Anyway, after the Lodge was "dumped" (???) it fell into more bankruptcy. In the 1970s, a woman reportedly lived in the house and claimed to see dead people. Specifically, "a child of 11 with long black hair, and she was wearing a white nightgown with Belgium lace about the collar." I would give you the link to this woman's blog, but, you guessed it, the link is dead.
According to this mystery blogger, the ghost child was "very sorrowful...and she seemed to be asking for help."
AAAAAAUUUUUUUGGGGHHH! Don't do this to me mystery blogger/Dragon Lodge! Don't make me get all skeptical on your ass. I don't need all ghost stories to be true, but COME ON, work a little harder!
(My sincere apologies to the ghost girl if this is true and she is reading this post right now. I hope you got the help you needed. Email me at CreepyCornerMail@gmail.com if you wanna gab.)
The Lodge was purchased for renovation in 2004, but from what I can deduce, no major renovations were completed (I spied some minor updates), and the house has been abandoned for quite some time. Rumors persist of squatters, occult goings-on, and interested parties who never follow through BECAUSE OF THE CURSE. Urban explorers (who were easily able to access the Lodge until a few years ago, when a gate and fence were erected) claim to find the house in disrepair, completely overgrown, and full of decaying late-'90s furniture.
And, yeah, they say it's hella spooky.
On the day Joy and I visited the Dragon Lodge (or at least peeked at it through the gates), I admit it was eerier than I had anticipated. Judging from what I'd read and the sort of "ooga booga" kind of writing about it, I expected it to be a bust.
I was surprised by just how much it grabbed me.
With the setting sun starting to shine through the clouds, and joggers passing us on the left and right, walking up to the gates of the Dragon Lodge felt deceptively cheery. "Aw, poop, I was hoping it would be creepier," I remember thinking.
Then I started peeking through the chain-link fence, craning my neck around walls, trying to get a good look. The Lodge did indeed look, and, yes, feel, foreboding.
Though windows were open, and I suspect there is some sort of caretaker checking on the property, it did seem completely abandoned. I don't know any other way to properly explain this: The Dragon Lodge felt lonely.
Even though I was there with my partner in crime, and I felt safe and calm, I did not feel necessarily at ease.

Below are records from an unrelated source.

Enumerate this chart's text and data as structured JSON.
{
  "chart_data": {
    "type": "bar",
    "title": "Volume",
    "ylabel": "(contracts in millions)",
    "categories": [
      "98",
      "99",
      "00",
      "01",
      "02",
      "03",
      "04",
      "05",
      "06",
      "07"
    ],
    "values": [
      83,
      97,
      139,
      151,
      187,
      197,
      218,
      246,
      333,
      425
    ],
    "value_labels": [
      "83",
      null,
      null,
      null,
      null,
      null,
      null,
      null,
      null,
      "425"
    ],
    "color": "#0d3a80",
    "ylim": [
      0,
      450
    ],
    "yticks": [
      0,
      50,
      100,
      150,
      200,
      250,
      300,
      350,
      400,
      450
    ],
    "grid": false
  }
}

While the stories surrounding the Lodge didn't really spook me too much, straining to see the grandeur beneath decades of neglect was what really unsettled me. I don't know if it was all the garbage and overgrown vegetation everywhere, but there was a heavy, longing quality to the property.
Whenever I see abandoned homes like this, I can't help but think that someone at some point cherished this place enough to add flourishes of personality and design. Someone was excited to call this place home. Someone took the time to make it special. It wasn't born in decay.

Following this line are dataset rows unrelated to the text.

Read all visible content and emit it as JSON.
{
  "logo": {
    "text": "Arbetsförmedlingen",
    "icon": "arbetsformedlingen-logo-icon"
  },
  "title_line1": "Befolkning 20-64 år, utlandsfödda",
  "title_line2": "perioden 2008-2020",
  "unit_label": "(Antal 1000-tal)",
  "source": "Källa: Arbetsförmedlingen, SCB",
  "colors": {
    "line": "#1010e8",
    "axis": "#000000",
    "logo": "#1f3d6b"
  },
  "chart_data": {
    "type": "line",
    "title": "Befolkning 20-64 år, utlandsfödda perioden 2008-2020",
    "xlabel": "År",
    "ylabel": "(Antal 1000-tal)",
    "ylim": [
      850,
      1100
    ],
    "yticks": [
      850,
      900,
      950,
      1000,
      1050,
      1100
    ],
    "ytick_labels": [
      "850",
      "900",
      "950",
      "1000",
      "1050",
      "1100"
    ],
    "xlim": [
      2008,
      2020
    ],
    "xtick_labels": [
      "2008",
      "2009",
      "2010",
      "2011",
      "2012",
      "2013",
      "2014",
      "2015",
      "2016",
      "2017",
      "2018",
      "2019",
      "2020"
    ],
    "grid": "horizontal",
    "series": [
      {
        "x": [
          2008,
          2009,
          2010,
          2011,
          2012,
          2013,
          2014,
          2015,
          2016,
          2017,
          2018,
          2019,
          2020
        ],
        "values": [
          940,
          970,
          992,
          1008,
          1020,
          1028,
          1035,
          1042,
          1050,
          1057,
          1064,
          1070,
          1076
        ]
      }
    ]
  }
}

I mourn for these old houses. I mourn for the things they've seen that are lost to the ages — for better or for worse.
As Joy and I were leaving, we noticed some words spray-painted on the side of the house: GO BACK!

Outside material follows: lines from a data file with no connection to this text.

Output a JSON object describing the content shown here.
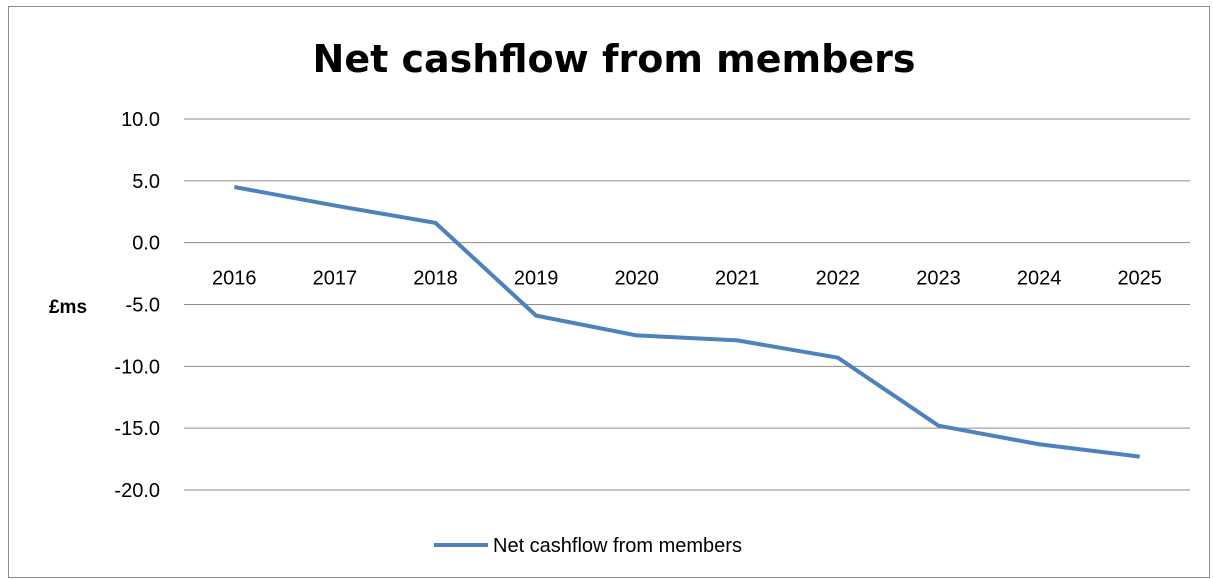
{
  "chart_data": {
    "type": "line",
    "title": "Net cashflow from members",
    "ylabel": "£ms",
    "xlabel": "",
    "categories": [
      "2016",
      "2017",
      "2018",
      "2019",
      "2020",
      "2021",
      "2022",
      "2023",
      "2024",
      "2025"
    ],
    "series": [
      {
        "name": "Net cashflow from members",
        "color": "#4f81bd",
        "values": [
          4.5,
          3.0,
          1.6,
          -5.9,
          -7.5,
          -7.9,
          -9.3,
          -14.8,
          -16.3,
          -17.3
        ]
      }
    ],
    "ylim": [
      -20,
      10
    ],
    "yticks": [
      "10.0",
      "5.0",
      "0.0",
      "-5.0",
      "-10.0",
      "-15.0",
      "-20.0"
    ],
    "grid": true,
    "legend_position": "bottom"
  }
}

I know it was meant to be a warning to explorers, either about ghosts or trespassing. But I took it as a hint to get on our way. The Dragon Lodge was grimmer than I expected it to be, and it was time to move on. The sun was setting anyway, and I wasn't wild about hiking down the peak in the dark.
So that was my visit to Hong Kong's "cursed" Dragon Lodge. It surprised me, as these things often do, and even saddened me a bit. I don't know if the Dragon Lodge's curse is supernatural or just the creation of generations of whispered stories.
Whatever it may be, if there ever was a place that seemed to long for peace, the Dragon Lodge is it.